Invité aux États-Unis par William Fox qui avait été totalement bluffé par Le Dernier des hommes, nanti des pleins pouvoirs et d’un budget conséquent, Murneau s’intéresse alors à la nouvelle A Trip to Tilsit d’Hermann Sudermann dont il confiera l’adaptation à Carl Mayer, son scénariste attitré. Sous-titré « Le Chant de deux êtres humains », le film raconte l’histoire d’un jeune paysan américain trompant sa femme avec une citadine qui le convainc de noyer son épouse afin de partir pour la ville avec elle. Reprenant ses esprits in extremis, l’homme tente de se faire pardonner mais s’expose tout de même au courroux de Dame Nature. De cette épure de trame, Murnau en retient trois mouvements fondamentaux à savoir la faute, la réconciliation et la rédemption et nous livre un opéra visuel des plus magistral.

L'Aurore - Affiche 1927

Chaque plan répond à une dramaturgie complexe, chaque mouvement de caméra, d’une grâce élégiaque, illumine le propos, et chaque composition scénique rend littéralement palpable les multiples facettes de cet art du mouvement et du trompe-l’œil que devient le cinéma sous le regard du maître Murnau. Il n’est pas faux de dire alors que L’Aurore est un film somme, représentant sans contestations possibles la quintessence d’une filmographie obsédée par l’inéluctabilité et le déterminisme de chaque destinée humaine codifiée au sein de tabous sociaux que seule la transgression pourra briser. Une rédemption à la fois amorale et tellement moderne qui fait encore aujourd’hui de L’Aurore une des plus belles histoires d’amour couchée sur pellicule, et l’un des plus beaux films de cinéma si ce n’est peut-être le plus beau selon Truffaut : rares sont ceux en effet qui ont su donner avec autant de passion sans rien demander en retour. Sinon l’immortalité.
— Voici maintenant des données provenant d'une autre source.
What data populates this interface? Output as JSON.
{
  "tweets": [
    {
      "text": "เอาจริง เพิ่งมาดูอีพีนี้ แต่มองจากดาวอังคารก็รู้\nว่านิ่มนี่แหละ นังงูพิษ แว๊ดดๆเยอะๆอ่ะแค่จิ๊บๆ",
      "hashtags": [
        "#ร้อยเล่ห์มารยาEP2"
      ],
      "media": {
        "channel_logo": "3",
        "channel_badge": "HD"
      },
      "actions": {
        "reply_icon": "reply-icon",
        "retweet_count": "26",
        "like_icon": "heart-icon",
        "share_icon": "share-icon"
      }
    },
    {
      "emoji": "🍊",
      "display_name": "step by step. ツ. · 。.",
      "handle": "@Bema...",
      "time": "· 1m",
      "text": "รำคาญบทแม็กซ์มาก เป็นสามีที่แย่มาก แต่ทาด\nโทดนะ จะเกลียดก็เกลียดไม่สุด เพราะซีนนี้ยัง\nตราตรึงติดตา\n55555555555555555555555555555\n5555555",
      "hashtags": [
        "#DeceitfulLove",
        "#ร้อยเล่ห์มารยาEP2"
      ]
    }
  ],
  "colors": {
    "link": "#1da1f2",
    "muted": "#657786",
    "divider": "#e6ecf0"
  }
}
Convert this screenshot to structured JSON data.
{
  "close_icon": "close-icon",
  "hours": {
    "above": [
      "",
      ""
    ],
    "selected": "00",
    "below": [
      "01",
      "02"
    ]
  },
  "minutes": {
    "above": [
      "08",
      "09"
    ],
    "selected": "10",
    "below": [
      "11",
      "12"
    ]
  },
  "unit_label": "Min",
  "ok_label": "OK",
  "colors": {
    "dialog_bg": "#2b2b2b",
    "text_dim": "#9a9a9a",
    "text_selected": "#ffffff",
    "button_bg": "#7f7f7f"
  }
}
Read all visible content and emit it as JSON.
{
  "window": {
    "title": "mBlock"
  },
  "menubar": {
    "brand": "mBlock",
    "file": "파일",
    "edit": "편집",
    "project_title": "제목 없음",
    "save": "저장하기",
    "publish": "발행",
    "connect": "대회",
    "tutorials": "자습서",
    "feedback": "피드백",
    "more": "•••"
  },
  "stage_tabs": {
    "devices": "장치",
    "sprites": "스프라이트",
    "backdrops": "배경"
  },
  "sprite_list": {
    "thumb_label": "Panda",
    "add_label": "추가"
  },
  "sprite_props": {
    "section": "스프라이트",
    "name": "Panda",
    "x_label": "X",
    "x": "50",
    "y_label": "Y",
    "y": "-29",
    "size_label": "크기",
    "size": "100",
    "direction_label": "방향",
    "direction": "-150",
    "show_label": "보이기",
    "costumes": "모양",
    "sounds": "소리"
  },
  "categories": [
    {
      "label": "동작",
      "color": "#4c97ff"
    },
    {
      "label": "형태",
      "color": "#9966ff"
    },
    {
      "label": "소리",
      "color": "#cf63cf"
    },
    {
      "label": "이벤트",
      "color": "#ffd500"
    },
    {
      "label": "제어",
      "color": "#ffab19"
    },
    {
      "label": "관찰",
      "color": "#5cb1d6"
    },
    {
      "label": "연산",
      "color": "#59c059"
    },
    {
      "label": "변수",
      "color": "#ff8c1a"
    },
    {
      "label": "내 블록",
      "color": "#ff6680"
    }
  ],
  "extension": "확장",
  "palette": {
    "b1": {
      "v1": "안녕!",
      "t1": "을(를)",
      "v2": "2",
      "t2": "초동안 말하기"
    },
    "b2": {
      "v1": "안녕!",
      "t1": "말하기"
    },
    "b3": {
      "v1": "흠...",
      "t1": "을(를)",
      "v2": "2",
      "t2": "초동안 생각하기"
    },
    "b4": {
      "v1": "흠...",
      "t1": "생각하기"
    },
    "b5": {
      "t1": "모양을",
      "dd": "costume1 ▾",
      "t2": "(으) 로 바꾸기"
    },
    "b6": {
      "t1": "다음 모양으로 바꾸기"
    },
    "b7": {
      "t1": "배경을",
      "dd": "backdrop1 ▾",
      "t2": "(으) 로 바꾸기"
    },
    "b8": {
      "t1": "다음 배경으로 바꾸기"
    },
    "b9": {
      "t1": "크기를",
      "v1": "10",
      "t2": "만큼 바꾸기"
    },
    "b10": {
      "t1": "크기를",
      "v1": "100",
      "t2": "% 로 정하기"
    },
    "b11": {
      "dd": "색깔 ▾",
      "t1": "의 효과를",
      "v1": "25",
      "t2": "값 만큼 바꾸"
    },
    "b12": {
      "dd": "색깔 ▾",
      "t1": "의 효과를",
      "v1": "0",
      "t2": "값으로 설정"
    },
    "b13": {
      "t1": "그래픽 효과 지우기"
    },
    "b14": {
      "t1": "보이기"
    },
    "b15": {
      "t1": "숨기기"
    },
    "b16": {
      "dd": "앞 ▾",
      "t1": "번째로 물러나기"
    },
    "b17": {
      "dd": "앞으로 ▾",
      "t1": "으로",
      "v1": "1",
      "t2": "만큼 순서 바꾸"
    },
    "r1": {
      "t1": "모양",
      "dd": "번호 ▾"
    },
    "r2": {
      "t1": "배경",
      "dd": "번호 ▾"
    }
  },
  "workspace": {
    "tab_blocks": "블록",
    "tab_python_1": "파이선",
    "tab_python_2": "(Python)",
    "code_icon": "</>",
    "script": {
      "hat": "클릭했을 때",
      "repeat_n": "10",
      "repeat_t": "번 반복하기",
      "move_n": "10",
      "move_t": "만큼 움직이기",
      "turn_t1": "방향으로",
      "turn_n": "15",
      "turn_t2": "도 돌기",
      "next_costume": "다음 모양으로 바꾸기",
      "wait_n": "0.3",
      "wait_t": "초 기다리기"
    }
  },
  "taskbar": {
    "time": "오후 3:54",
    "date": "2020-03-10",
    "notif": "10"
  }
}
Ps : On notera que L’Aurore qui ressort donc cette semaine en salles est issu du même master HD restauré utilisé par Carlotta pour sa nouvelle édition Blu-ray parue en 2010. Il s’agit aussi de la version originelle sachant que Carlotta proposait une deuxième version dite « tchèque » car la seule copie disponible a été retrouvée en République Tchèque. Celle-ci comporte un montage et un cadrage différent ainsi que plusieurs coupes.

L’Aurore (Sunrise: A Song of Two Humans) (1927) de Friedrich Wilhelm Murnau – 1h37 (Théâtre du Temple – Rep. 2016) – Reprise en version restaurée inédite au cinéma le 14 septembre 2016

Résumé : Un pêcheur s’éprend d’une citadine aux allures de vamp. Sous l’influence de celle-ci, il décide de noyer son épouse, mais change d’avis une fois sur la barque. Effrayée, la femme fuit en ville. Elle est bientôt rejointe par son mari, désireux de se faire pardonner.